At the boxing ring in Old Havana, there was a moment when a boy in a camo printed shirt injured his wrist, and there was an overhaul of emotional support from the fellow boxers and coaches that I’ve never seen in any boxing gym, basketball courts or any other sports institutions in America. The gentle, loving behavior and reassurance I witnessed have left me with an altered impression of the two sides of a warrior; one who can exhibit supreme strength and ferocity and on the other side generosity and love. That even in a sport known for its brutality, there in Cuba, was an equally intense level of care and embrace. During the sparing a fighter in red shorts hurt his wrist by throwing an incorrect jab. One of the younger and smaller fighters came over to give him a hug and I was stunned that it wasn’t met with commentary from the other fighters that he was “too soft!” I felt both ignorant and blessed to have witnessed such a beautiful moment of humanity. While on the other side there was the fighter in blue shorts and top was complaining that he wanted to take a break because of a body shot taken to the stomach. In his moment of pain, he refused to fight and started to walk away from the training area with disinterest. Because he wasn’t showing any signs of excruciating pain and able to continue, he was aggressively ordered to FIGHT! This is vital because it’s a training technique to separate your mind from pain, use your defense to never expose to your opponent your weaknesses to exploit or everything you’ve trained for can and will be lost.
After seeing the treatment of pain of the two boys by their fellow warriors I witnessed that manhood does not become stronger by disregarding vulnerability but acknowledging and assessing when to reintroduce sensitivity or reinforce strength.

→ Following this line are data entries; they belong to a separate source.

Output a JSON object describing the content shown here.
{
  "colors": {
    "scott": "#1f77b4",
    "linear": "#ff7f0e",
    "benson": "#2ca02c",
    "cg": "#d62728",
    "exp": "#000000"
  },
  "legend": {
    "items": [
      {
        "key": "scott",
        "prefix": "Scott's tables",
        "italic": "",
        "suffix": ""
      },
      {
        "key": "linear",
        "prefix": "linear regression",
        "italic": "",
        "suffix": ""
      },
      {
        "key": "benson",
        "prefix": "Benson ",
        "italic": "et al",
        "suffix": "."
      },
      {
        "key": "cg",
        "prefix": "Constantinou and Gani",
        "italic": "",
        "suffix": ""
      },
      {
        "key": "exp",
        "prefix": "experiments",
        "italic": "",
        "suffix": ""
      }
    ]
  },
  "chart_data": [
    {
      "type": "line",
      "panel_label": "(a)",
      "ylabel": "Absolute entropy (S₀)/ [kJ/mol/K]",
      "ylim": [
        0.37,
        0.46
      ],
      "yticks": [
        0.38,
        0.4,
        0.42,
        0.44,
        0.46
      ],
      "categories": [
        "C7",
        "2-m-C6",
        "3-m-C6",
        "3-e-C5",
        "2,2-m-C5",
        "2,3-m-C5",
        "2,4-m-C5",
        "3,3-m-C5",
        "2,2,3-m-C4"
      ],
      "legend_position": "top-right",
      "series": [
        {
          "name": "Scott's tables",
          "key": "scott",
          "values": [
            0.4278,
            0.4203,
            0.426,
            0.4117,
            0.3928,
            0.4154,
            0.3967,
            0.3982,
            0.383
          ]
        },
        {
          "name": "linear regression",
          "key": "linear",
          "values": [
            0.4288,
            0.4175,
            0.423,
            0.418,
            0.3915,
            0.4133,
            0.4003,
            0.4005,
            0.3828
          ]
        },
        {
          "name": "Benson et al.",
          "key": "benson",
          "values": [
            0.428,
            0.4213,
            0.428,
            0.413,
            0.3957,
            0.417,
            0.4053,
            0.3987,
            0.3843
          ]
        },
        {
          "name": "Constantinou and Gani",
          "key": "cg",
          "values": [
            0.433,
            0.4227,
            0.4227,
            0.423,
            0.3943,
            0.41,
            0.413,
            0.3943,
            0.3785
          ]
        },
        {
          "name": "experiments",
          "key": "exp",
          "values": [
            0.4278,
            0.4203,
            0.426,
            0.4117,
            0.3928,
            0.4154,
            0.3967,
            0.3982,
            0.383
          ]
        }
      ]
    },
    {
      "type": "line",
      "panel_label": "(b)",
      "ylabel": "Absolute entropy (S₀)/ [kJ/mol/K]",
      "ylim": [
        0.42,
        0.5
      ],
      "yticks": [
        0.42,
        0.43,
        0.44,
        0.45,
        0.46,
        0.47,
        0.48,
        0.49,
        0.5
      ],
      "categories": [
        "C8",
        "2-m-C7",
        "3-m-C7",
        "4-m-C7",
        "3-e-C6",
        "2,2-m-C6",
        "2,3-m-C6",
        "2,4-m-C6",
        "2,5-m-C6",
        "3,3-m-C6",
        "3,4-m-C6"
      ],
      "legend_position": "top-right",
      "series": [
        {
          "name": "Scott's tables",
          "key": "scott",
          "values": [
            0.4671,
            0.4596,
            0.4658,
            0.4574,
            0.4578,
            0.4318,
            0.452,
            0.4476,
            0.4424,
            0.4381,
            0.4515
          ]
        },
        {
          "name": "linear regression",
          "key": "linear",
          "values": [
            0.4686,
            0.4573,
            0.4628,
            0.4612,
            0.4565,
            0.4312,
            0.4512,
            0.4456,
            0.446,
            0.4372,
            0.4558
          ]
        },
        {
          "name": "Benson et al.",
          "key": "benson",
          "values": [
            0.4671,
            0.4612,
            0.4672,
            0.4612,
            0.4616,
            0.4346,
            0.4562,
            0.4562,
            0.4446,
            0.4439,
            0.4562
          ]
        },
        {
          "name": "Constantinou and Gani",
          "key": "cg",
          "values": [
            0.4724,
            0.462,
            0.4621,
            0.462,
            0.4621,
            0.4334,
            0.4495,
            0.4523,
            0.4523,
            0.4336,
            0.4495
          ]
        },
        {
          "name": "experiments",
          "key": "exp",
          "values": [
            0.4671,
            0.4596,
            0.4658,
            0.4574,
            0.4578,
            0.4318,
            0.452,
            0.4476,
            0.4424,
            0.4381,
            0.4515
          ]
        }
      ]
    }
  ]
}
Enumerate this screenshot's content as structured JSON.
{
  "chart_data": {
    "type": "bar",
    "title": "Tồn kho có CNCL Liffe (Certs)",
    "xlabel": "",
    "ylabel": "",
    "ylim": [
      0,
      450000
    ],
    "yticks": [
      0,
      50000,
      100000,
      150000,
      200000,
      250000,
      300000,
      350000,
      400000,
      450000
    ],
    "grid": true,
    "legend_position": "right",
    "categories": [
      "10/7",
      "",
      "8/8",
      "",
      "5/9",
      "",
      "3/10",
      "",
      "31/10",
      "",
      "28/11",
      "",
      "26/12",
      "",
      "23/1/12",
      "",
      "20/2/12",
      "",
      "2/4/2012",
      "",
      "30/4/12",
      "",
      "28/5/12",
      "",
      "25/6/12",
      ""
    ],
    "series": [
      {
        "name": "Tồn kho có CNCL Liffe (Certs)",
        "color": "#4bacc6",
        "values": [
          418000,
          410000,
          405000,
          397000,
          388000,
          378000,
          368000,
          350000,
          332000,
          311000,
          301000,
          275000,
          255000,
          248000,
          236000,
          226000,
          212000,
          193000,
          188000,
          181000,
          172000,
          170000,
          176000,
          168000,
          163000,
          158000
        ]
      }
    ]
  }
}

While cleaning off the mirror to show the world itself, I looked into it and finally saw myself. Suppressing vulnerability has created a hardened delusion that not only forces men to mask their vulnerability with anger as a means of survival but also devalues the power of vulnerability. While there are universal signifiers for masculinity, manhood, and brotherhood, I believe as men it is our responsibility to strengthen our bond and human experience by paying closer attention to our unique ways of showing love and work to eliminate the divisive teachings that created barriers and limit our expression.